Le repos du dimanche devient obligatoire[1]. Le droit d’association n’existe pas, mais les établissemens ecclésiastiques peuvent être reconnus par le gouvernement, devenir propriétaires[2], et, tandis que les autres affiliations sont poursuivies et dissoutes, les ordres religieux se reconstituent, protégés, dans la confusion de textes contradictoires, par la bienveillance du gouvernement. L’enseignement n’est pas libre, mais des évêques sont ministres de l’instruction publique, et l’Etat partage son monopole universitaire avec l’Eglise : les religieux sont autorisés à donner l’enseignement primaire[3] ; les évêques, à instruire par des maîtres à leur choix, dans une école ecclésiastique par diocèse, les enfans qui se destinent au sacerdoce[4] ; ces petits séminaires se multiplient au-delà du nombre fixé d’abord et s’ouvrent non seulement aux futurs ecclésiastiques, mais à tous les élèves, que la piété des familles y conduit. Enfin les diocèses accrus en nombre, l’augmentation des crédits destinés aux cultes, la présence des dignitaires ecclésiastiques au Conseil d’Etat, à la Chambre haute, à la cour, les hommages publics rendus à Dieu dans les solennités nationales, attestent la foi religieuse du gouvernement. Mais en respectant l’Eglise, il la régente. Il demande aux professeurs des grands séminaires l’engagement d’enseigner les quatre articles de 1682. Il invite les évêques à concerter avec lui leurs mandemens. Le cardinal de La Tour d’Auvergne est l’objet d’un « appel comme d’abus » pour avoir, dans une lettre pastorale, demandé la suppression des articles organiques, c’est-à-dire réclamé la mesure que le roi, quelques années avant, voulait prendre.

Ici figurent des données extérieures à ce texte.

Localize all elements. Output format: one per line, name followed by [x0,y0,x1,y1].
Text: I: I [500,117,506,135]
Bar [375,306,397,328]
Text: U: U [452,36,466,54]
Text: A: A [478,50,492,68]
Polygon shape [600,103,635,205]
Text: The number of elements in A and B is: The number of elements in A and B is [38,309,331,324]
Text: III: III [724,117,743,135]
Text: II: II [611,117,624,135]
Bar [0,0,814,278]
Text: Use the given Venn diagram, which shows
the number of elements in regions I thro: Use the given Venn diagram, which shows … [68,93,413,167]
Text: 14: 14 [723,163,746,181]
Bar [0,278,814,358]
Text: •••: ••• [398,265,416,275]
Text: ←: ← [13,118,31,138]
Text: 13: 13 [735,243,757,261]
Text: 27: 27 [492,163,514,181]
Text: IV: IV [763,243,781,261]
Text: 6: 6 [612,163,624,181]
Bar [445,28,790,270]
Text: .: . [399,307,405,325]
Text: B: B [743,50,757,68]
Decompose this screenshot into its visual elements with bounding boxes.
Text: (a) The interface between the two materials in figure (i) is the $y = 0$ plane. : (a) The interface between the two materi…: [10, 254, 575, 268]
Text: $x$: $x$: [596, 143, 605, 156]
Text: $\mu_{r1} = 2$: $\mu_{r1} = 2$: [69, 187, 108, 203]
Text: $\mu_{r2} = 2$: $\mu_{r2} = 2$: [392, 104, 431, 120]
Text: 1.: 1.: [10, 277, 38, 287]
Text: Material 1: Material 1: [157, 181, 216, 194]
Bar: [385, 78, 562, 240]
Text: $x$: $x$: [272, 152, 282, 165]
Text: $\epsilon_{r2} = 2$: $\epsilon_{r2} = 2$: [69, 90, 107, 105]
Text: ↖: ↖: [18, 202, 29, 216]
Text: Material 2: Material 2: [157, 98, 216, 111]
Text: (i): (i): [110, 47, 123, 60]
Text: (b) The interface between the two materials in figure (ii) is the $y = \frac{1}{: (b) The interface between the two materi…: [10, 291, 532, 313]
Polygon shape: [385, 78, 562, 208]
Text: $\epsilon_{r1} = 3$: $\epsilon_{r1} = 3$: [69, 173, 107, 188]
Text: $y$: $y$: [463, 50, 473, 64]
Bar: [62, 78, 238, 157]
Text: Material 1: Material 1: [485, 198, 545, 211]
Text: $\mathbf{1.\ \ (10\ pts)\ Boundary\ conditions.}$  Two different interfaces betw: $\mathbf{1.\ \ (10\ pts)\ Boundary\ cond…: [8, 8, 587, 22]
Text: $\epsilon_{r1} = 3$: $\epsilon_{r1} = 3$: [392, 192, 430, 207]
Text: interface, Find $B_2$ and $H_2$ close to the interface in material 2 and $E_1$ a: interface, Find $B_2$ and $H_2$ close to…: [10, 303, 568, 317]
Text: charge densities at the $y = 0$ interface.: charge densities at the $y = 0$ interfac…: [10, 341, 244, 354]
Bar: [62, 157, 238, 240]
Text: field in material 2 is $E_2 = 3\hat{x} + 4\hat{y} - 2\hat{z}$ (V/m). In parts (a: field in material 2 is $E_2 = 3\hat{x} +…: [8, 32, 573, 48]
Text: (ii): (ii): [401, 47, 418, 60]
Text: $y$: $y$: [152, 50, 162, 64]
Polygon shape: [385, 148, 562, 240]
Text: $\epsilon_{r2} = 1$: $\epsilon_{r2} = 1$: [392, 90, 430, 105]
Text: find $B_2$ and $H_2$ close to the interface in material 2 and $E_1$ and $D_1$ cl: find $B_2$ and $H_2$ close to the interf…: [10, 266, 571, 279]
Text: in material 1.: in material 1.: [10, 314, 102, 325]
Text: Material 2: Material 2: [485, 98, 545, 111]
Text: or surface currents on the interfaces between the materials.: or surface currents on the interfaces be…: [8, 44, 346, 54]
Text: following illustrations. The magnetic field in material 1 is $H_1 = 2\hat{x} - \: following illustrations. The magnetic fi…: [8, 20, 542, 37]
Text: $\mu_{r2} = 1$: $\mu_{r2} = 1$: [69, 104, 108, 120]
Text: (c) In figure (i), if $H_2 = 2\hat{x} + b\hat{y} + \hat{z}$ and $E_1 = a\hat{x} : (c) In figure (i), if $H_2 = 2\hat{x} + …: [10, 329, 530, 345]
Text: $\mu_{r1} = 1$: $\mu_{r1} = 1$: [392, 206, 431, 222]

Cette censure s’exerce sur le Pape lui-même : quand Léon XII annonce au monde catholique le jubilé de 1825, le gouvernement ne laisse pas publier la bulle en France, qu’elle n’ait été examinée par le Conseil d’Etat. Et la synthèse du régime apparaît quand Charles X suit, derrière le clergé, la procession de ce jubilé pour lequel il vient de soumettre à ses légistes la majesté pontificale. Bref le pouvoir n’accorde pas à l’Église des libertés qui la rendraient indépendante ; il lui concède, sous forme de privilèges, certains partages de l’autorité qu’il garde ; il mesure l’étendue de ces faveurs à ce qu’il estimera utile pour lui, il se réserve le moyen d’accroître ou de réduire la vie

  1. Loi du 18 novembre 1814.
  2. Loi du 2 janvier 1817.
  3. Ordonnance du 29 février 1817.
  4. Ordonnance du 5 octobre 1814.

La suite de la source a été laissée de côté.